MONTAIGNE: What signifies it to the world whether the great Cane was tied to his grandmother or not? As for the House of Hapsburg, if you could put together as many such houses as would make up a city larger than Cairo, they would not be worth his study, or a sheet of paper on the table of it.

_III.--Bossuet and the Duchesse de Fontanges_

BOSSUET: Mademoiselle, it is the king's desire that I compliment you on the elevation you have attained.

FONTANGES: O monseigneur, I know very well what you mean. His majesty is kind and polite to everybody. The last thing he said to me was, "Angélique! do not forget to compliment monseigneur the bishop on the dignity I have conferred upon him, of almoner to the dauphiness. I desired the appointment for him only that he might be of rank sufficient to confess you, now you are duchess." You are so agreeable a man, monseigneur, I will confess to you, directly.

BOSSUET: Have you brought yourself to a proper frame of mind, young lady?

FONTANGES: What is that?

BOSSUET: Do you hate sin?

FONTANGES: Very much.

BOSSUET: Do you hate the world?

FONTANGES: A good deal of it; all Picardy, for example, and all Sologne; nothing is uglier--and, oh my life! what frightful men and women!

BOSSUET: I would say in plain language, do you hate the flesh and the devil?

FONTANGES: Who does not hate the devil?

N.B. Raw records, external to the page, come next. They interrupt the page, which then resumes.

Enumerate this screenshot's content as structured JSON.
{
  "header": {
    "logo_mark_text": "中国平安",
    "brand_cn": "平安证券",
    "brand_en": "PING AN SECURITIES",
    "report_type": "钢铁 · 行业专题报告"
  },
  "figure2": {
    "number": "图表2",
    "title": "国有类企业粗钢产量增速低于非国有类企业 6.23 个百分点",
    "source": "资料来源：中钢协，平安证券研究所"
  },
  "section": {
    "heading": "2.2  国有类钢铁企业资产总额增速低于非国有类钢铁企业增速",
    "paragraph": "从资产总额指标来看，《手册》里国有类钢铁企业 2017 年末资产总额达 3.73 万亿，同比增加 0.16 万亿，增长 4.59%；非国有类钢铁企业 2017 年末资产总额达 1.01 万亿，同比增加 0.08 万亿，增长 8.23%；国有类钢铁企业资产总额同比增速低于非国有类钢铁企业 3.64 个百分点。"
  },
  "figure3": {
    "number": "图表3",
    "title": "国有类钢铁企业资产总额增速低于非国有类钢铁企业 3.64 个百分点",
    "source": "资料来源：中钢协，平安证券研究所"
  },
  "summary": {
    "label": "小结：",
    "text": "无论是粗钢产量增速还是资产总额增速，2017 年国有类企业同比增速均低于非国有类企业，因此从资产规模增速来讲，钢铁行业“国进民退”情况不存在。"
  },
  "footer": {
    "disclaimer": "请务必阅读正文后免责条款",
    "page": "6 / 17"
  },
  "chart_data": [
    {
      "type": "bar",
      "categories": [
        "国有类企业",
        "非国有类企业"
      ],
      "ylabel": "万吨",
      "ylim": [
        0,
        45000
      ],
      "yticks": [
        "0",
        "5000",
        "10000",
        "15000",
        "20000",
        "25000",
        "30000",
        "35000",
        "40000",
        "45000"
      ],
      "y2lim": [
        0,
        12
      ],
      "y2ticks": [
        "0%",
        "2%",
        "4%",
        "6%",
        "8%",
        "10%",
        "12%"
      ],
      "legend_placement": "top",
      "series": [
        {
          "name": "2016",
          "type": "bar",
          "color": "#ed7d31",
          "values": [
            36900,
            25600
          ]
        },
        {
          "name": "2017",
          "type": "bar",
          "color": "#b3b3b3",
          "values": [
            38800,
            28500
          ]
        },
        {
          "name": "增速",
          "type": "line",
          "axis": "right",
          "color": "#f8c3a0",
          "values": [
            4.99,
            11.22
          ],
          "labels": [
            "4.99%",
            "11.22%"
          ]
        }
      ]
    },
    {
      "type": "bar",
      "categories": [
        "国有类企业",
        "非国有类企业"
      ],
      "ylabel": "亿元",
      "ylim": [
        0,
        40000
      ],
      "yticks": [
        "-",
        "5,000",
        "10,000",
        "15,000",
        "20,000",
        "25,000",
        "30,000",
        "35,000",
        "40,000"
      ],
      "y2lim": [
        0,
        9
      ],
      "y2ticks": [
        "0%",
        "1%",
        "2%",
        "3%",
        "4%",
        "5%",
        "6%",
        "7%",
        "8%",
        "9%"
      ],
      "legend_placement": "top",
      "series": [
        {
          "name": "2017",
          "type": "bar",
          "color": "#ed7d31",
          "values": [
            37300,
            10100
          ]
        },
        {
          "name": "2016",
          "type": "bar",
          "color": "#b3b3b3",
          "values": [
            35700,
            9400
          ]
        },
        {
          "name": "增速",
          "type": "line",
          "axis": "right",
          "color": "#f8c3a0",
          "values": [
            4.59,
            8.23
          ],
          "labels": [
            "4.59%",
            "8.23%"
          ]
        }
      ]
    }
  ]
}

If you will hold my hand the while, I will tell him so--"I hate you, beast!" There now. As for flesh, I never could bear a fat man. Such people can neither dance nor hunt, nor do anything that I know of.

BOSSUET: Mademoiselle Marie Angélique de Scoraille de Rousille, Duchesse de Fontanges! Do you hate titles, and dignities, and yourself?

FONTANGES: Myself! Does anyone hate me? Why should I be the first? Hatred is the worst thing in the world; it makes one so very ugly.

BOSSUET: We must detest our bodies if we would save our souls.

FONTANGES: That is hard. How can I do it? I see nothing so detestable in mine. Do you? As God hath not hated me, why should I? As for titles and dignities, I am glad to be a duchess. Would not you rather be a duchess than a waiting-maid if the king gave you your choice?

BOSSUET: Pardon me, mademoiselle. I am confounded at the levity of your question. If you really have anything to confess, and desire that I should have the honour of absolving you, it would be better to proceed.

FONTANGES: You must first direct me, monseigneur. I have nothing particular. What was it that dropped on the floor as you were speaking?

BOSSUET: Leave it there!

FONTANGES: Your ring fell from your hand, my lord bishop! How quick you are! Could not you have trusted me to pick it up?

BOSSUET: Madame is too condescending. My hand is shrivelled; the ring has ceased to fit it. A pebble has moved you more than my words.